Se il patto del Nazareno siglato tra Renzi e Berlusconi non fosse naufragato, in occasione della elezioni del presidente della Repubblica, il Governo nazionale avrebbe oggi una stampella anche nel partito guidato dall'ex presidente del Consiglio, che da principale avversario nella campagna elettorale del 2013 ha rischiato di essere un “para-alleato” del Partito Democratico.

L’attuale scenario politico, frutto anche di una legge elettorale incapace di garantire una solida maggioranza di Governo (oggi modificata con l’italicum) era difficilmente ipotizzabile.

GOVERNO REGIONALE

Se a Roma alleanze improbabili hanno determinato un intreccio tra centro-destra e centro-sinistra, anche a Palermo le anomalie non mancano. Il Governo Crocetta sostenuto dai suoi primi vagiti da Pd, Megafono e Udc ha dovuto quasi subito spalancare le porte ed accogliere a braccia aperte, per garantirsi la maggioranza in aula, Sicilia Futura (ex Democratici riformisti). Eppure, alle elezioni del 2012, il movimento di Picciolo aveva appoggiato la candidatura a governatore di Gianfranco Miccichè, il quale- all’epoca della consultazione regionale- aveva rotto con Berlusconi e fondato “Grande Sud”, giocando la partita elettorale contro il candidato del Pdl Nello Musumeci.

La compagine politica esiste ancora, ma nel frattempo Micciché è tornato tra le braccia di Berlusconi, che lo ha nominato coordinatore regionale di Forza Italia. A dicembre 2015, nel partito azzurro sono arrivati – dopo una lunga militanza nel partito democratico – anche il deputato nazionale Francantonio Genovese ed il deputato regionale Franco Rinaldi.

LO SCENARIO MESSINSESE

La piroetta di Genovese ha segnato l’inizio di una vera e propria rivoluzione in seno al Consiglio comunale di Messina, con una fuga di massa verso Forza Italia di ben 13 consiglieri comunali eletti nel partito democratico e nelle liste collegate. Oggi la geografia politica dell’Aula è completamente stravolta rispetto al 2013: se tre anni fa era il Pd ad avere il maggior peso numerico, oggi è Forza Italia. Le dinamiche d’aula sono quindi adesso determinate dal centro-destra e non più dal centro-sinistra.

Cambi di casacca a parte, dal 2013 ad oggi sono mutati anche i rapporti tra i partiti, tuttavia senza che ancora siano state siglate alleanze ufficiali in vista dei prossimi appuntamenti elettorali.

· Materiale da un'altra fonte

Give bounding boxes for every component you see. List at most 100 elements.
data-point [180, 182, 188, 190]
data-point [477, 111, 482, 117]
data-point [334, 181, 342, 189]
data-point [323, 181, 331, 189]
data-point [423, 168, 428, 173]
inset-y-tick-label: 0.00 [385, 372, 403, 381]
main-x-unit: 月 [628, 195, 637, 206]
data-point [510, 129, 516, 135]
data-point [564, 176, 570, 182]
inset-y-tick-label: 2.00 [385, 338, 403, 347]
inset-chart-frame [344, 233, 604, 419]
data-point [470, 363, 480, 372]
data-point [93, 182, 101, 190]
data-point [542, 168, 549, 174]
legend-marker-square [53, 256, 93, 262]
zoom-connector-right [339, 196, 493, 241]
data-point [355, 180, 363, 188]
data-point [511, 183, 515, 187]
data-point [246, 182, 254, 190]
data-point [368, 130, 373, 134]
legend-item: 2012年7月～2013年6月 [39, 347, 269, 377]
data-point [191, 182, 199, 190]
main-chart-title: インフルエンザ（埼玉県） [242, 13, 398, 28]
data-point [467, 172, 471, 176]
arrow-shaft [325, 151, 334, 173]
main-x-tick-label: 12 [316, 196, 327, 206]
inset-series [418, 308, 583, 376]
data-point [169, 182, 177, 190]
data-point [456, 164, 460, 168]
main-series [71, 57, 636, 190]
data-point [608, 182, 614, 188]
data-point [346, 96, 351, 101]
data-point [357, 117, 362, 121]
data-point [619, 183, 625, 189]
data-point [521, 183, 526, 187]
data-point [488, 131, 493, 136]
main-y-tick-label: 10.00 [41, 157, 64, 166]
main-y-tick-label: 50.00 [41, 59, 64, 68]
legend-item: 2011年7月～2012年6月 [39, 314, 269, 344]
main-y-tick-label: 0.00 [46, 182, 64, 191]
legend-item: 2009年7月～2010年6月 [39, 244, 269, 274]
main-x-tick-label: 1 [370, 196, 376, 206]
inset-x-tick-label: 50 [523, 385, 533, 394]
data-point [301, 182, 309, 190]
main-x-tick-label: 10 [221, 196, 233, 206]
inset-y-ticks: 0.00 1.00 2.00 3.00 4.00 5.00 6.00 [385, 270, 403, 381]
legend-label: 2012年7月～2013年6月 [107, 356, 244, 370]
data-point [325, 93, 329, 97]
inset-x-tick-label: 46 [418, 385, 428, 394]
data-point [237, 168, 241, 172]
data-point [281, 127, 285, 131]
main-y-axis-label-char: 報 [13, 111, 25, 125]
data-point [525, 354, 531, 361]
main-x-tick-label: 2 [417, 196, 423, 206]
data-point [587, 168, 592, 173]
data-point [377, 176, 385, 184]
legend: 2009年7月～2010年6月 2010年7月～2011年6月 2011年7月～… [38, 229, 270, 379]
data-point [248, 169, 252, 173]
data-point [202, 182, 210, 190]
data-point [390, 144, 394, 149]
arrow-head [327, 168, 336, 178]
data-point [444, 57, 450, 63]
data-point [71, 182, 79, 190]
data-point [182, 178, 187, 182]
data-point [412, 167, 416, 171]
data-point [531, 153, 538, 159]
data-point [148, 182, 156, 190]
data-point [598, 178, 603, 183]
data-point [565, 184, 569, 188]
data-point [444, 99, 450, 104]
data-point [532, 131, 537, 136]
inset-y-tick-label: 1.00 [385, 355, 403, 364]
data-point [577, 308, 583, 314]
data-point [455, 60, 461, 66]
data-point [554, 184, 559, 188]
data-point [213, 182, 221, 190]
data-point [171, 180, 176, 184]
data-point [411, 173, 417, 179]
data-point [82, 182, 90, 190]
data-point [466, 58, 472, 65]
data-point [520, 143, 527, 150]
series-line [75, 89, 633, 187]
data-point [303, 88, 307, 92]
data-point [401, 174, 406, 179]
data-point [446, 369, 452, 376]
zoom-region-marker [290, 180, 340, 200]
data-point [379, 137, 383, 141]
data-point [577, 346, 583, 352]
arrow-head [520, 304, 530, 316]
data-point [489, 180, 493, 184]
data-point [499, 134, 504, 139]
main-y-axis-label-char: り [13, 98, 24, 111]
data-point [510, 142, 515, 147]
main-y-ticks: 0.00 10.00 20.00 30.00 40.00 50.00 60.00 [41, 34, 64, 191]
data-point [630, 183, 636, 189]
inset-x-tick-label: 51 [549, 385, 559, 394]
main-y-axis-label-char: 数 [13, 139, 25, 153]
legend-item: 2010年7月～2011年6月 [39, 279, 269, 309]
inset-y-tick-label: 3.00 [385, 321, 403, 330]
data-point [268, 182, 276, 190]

L’unica novità ufficiale riguarda la nascita anche in riva allo Stretto di Area popolare: in Consiglio comunale Udc e Ncd restano al momento due gruppi separati ma unitarie sono le iniziative politiche portate avanti dai due partiti. Rispetto al 2013, a livello locale, l’Unione di centro appare invece sempre più distante tanto dai Dr quanto dal Pd, con cui governa alla Regione e a Roma. Le cronache politiche di questi giorni raccontano, infatti, di battibecchi a distanza tra il commissario del Pd Ernesto Carbone e il presidente nazionale dell’Udc Giampiero D’Alia. Non c’è particolare sintonia neanche tra Beppe Picciolo e Giovanni Ardizzone. Alle prossime elezioni amministrative, l’ alleanza di centro-sinistra – formata nel 2013 da Pd, Udc e Dr – potrebbe sciogliersi come neve al sole.

I MOVIMENTI

Sia a livello nazionale che a livello regionale è rimasto fuori dalla giostra delle alleanze il Movimento cinque stelle, che balla da solo e guarda con ambizione al futuro. Dopo il deludente risultato ottenuto nel 2013, i grillini sono pronti a scommettere anche su Messina, giocandosi ancora una volta le carte dell’onestà e della diversità rispetto ai partiti.

Con riferimento al contesto locale e al Consiglio comunale, non ha potuto invece fare a meno dell’aiuto dei partiti tradizionali la giunta Accorinti, che – con soli quattro consiglieri eletti nella lista di “Cambiamo Messina dal basso” – in questi tre anni ha trovato l’appoggio in Aula dell’Udc, dei Dr, di una parte del Pd prima e di Forza Italia oggi. Paradossalmente, l’opposizione più dura è arrivata dagli ormai ex consiglieri comunali Nina Lo Presti e Gino Sturniolo, eletti nella lista del sindaco ma diventati presto i principali detrattori di Accorinti, accusato di aver tradito quell’idea di rivoluzione che aveva infiammato la campagna elettorale e fatto credere in un cambiamento vero e profondo .

Dal 2013 ad oggi tanti sono stati i cambiamenti. Oggi lo scenario politico è in continuo divenire e solo nei prossimi mesi potrà essere più chiaro il quadro delle alleanze in vista dei prossimi appuntamenti elettorali.